The UK is now resuming the easement of COVID restrictions after its two-week delay attributed to the recent surge of COVID-19 cases in the country. This easement means that many businesses and venues such as land based casinos, theatres, and indoor play and soft play venues are now allowed to reopen. This news comes after the ONS expressed its concern about the slight increase of positive cases in England, but the situation now appears to have levelled off.
This easement of restrictions is also accompanied by stringent enforcement measures that seek to protect not only the people but also punish those who are breaking such rules. These measures include the doubles of fines up to £3,200 for those who repeatedly violate face-covering rules.
As online casino sites have been flying high, bricks and mortar casinos are yet to bounce back from the lockdown restrictions. August 15th will be their first reopening date since the 5-month long lockdown period. Casinos were scheduled to reopen on August 1st, but the government cancelled this. That decision led to an overwhelming outcry from both casino operators and representing regulators, particularly the UK’s Betting and Gambling Council (BGC).
BGC’s Chief Executive Michael Dugher has emphasised that casino operators have complied with regulatory health regulations and that they have gone through extraordinary lengths and costs to keep their premises COVID safe. The regulator has estimated that casino operators have spent almost £6 million in reopening preparations, and these include perspex screens, sanitisation equipment, sophisticated track and trace systems, as well as strict social distancing measures and hygiene protocols.
In light of the August 15 green lighting, Dugher commented on this news saying that this news might be belated but is still good news nonetheless as this will come as a welcome relief to England’s 2,000 casino sector employees. He also expressed his regret that this reopening didn’t happen sooner, even though casinos are more equipped and prepared compared to other reopened businesses and venues.
Public Health England and the DCMS solidified this statement as it gave casinos the green light to resume even before August. The two also showed steadfast support in casino reopenings despite the government’s u-turn August 1st. Dugher also lamented that even though the casino industry has been deemed safe, it had to suffer considerable damages and expenses because of a pointless two-week delay.

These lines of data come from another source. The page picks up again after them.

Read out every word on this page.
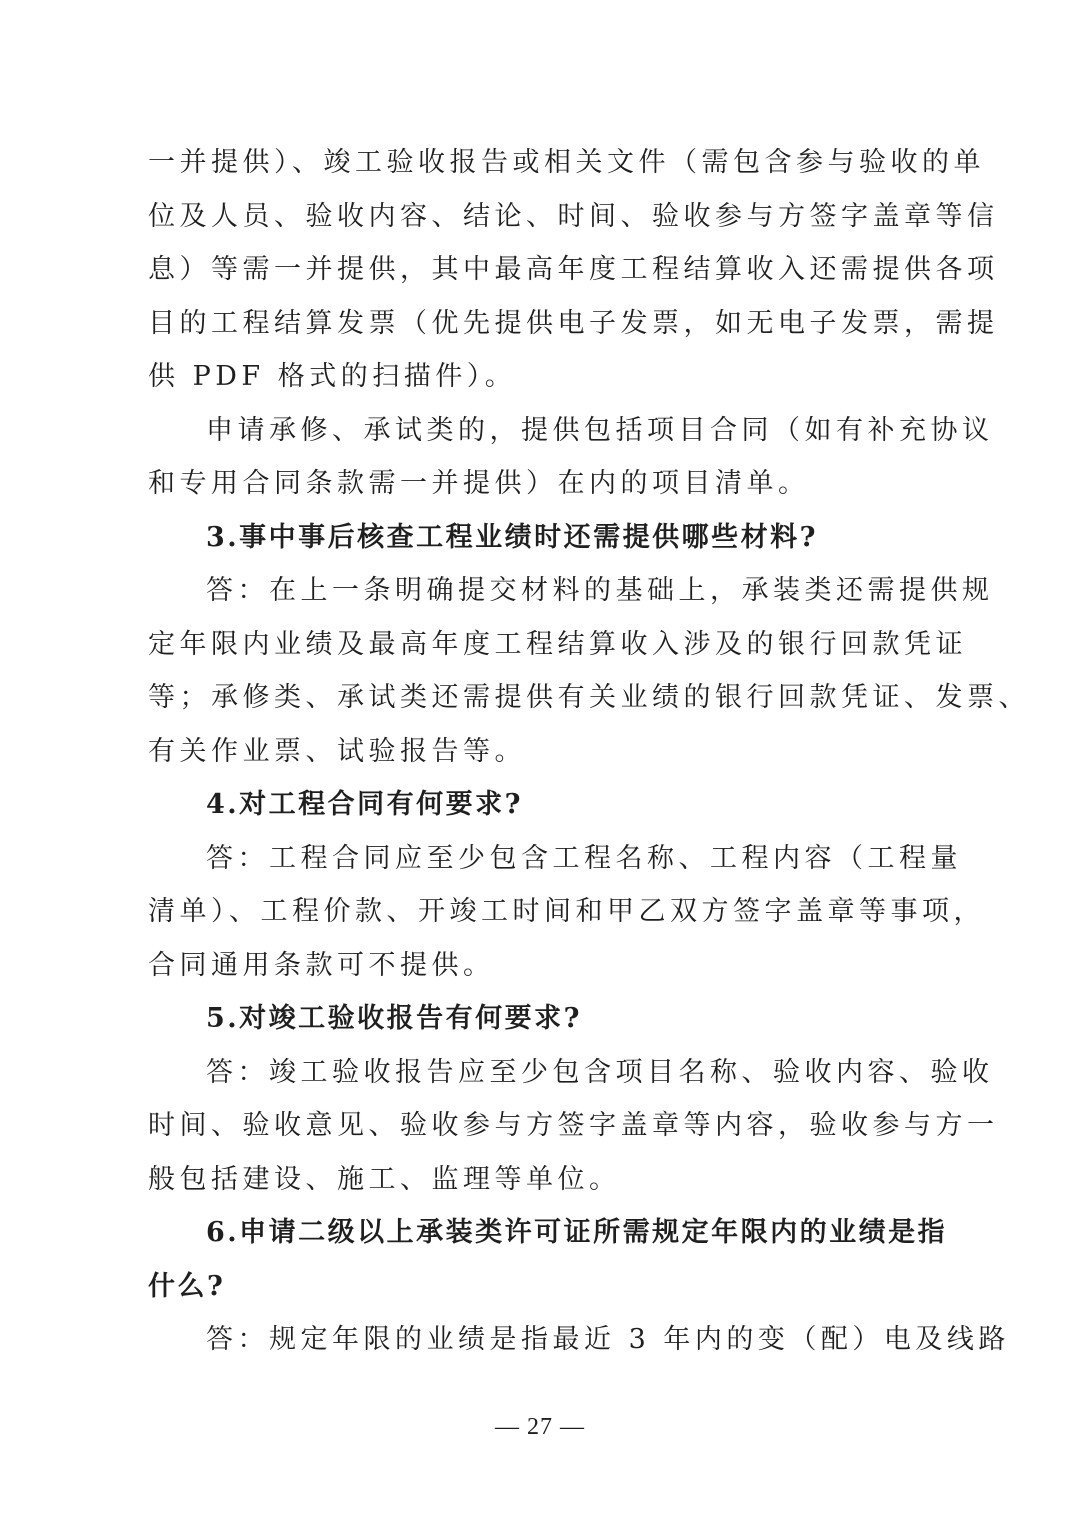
一并提供）、竣工验收报告或相关文件（需包含参与验收的单
位及人员、验收内容、结论、时间、验收参与方签字盖章等信
息）等需一并提供，其中最高年度工程结算收入还需提供各项
目的工程结算发票（优先提供电子发票，如无电子发票，需提
供 PDF 格式的扫描件）。
申请承修、承试类的，提供包括项目合同（如有补充协议
和专用合同条款需一并提供）在内的项目清单。
3.事中事后核查工程业绩时还需提供哪些材料?
答：在上一条明确提交材料的基础上，承装类还需提供规
定年限内业绩及最高年度工程结算收入涉及的银行回款凭证
等；承修类、承试类还需提供有关业绩的银行回款凭证、发票、
有关作业票、试验报告等。
4.对工程合同有何要求?
答：工程合同应至少包含工程名称、工程内容（工程量
清单）、工程价款、开竣工时间和甲乙双方签字盖章等事项，
合同通用条款可不提供。
5.对竣工验收报告有何要求?
答：竣工验收报告应至少包含项目名称、验收内容、验收
时间、验收意见、验收参与方签字盖章等内容，验收参与方一
般包括建设、施工、监理等单位。
6.申请二级以上承装类许可证所需规定年限内的业绩是指
什么?
答：规定年限的业绩是指最近 3 年内的变（配）电及线路
— 27 —
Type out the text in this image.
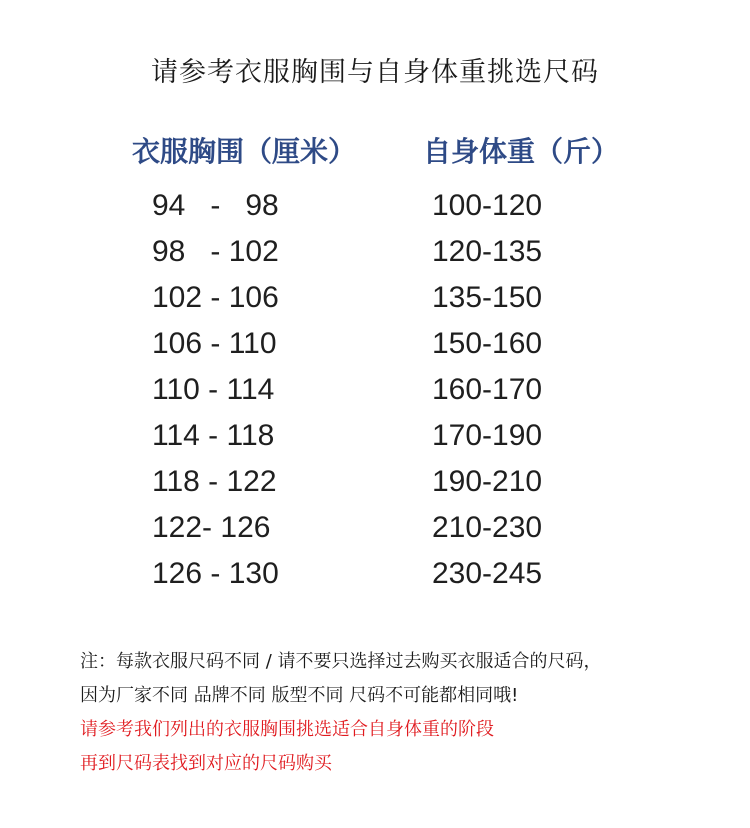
请参考衣服胸围与自身体重挑选尺码
衣服胸围（厘米） 自身体重（斤）
94   -   98	100-120
98   - 102	120-135
102 - 106	135-150
106 - 110	150-160
110 - 114	160-170
114 - 118	170-190
118 - 122	190-210
122- 126	210-230
126 - 130	230-245
注：每款衣服尺码不同 / 请不要只选择过去购买衣服适合的尺码，
因为厂家不同 品牌不同 版型不同 尺码不可能都相同哦!
请参考我们列出的衣服胸围挑选适合自身体重的阶段
再到尺码表找到对应的尺码购买
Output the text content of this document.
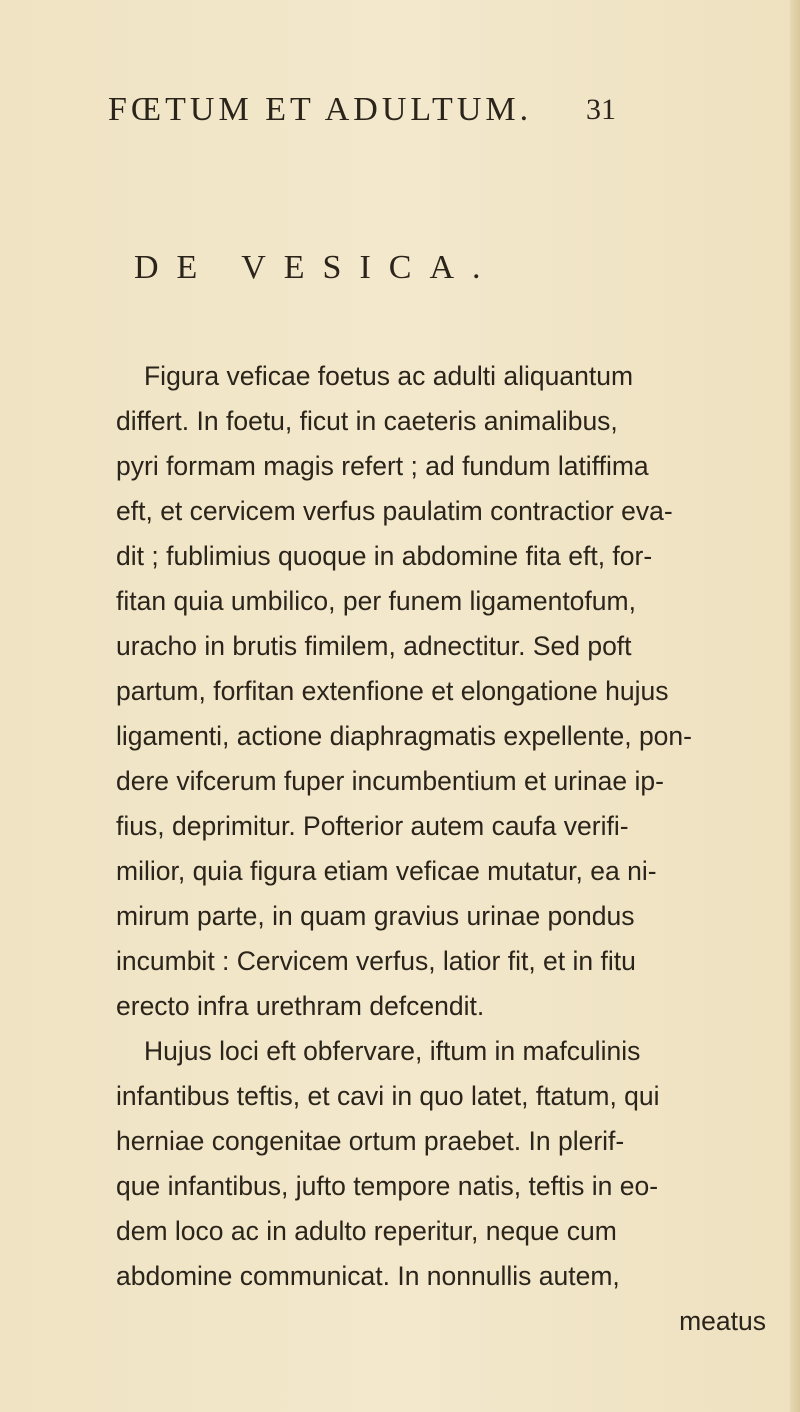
FŒTUM ET ADULTUM. 31
DE VESICA.
Figura veficae foetus ac adulti aliquantum
differt. In foetu, ficut in caeteris animalibus,
pyri formam magis refert ; ad fundum latiffima
eft, et cervicem verfus paulatim contractior eva-
dit ; fublimius quoque in abdomine fita eft, for-
fitan quia umbilico, per funem ligamentofum,
uracho in brutis fimilem, adnectitur. Sed poft
partum, forfitan extenfione et elongatione hujus
ligamenti, actione diaphragmatis expellente, pon-
dere vifcerum fuper incumbentium et urinae ip-
fius, deprimitur. Pofterior autem caufa verifi-
milior, quia figura etiam veficae mutatur, ea ni-
mirum parte, in quam gravius urinae pondus
incumbit : Cervicem verfus, latior fit, et in fitu
erecto infra urethram defcendit.
Hujus loci eft obfervare, iftum in mafculinis
infantibus teftis, et cavi in quo latet, ftatum, qui
herniae congenitae ortum praebet. In plerif-
que infantibus, jufto tempore natis, teftis in eo-
dem loco ac in adulto reperitur, neque cum
abdomine communicat. In nonnullis autem,
meatus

Despite this good news, Dugher has said that casinos are still not out of the woods as the last five months of closure has left may casinos in distraught. He emphasised that the next few months will be crucial to many casinos’ recovery as the tourism, leisure, and hospitality sector slowly gets back on its feet. He also underlined the importance of this industry as it can significantly help in the country’s economic recovery. With that in mind, he hopes that ministers will closely work with the industry and provide support throughout this challenging period. In return for this support, the casino industry will continue to play its part in helping revive city centres, the nighttime economy, and as well as supporting the country through it’s tax contributions.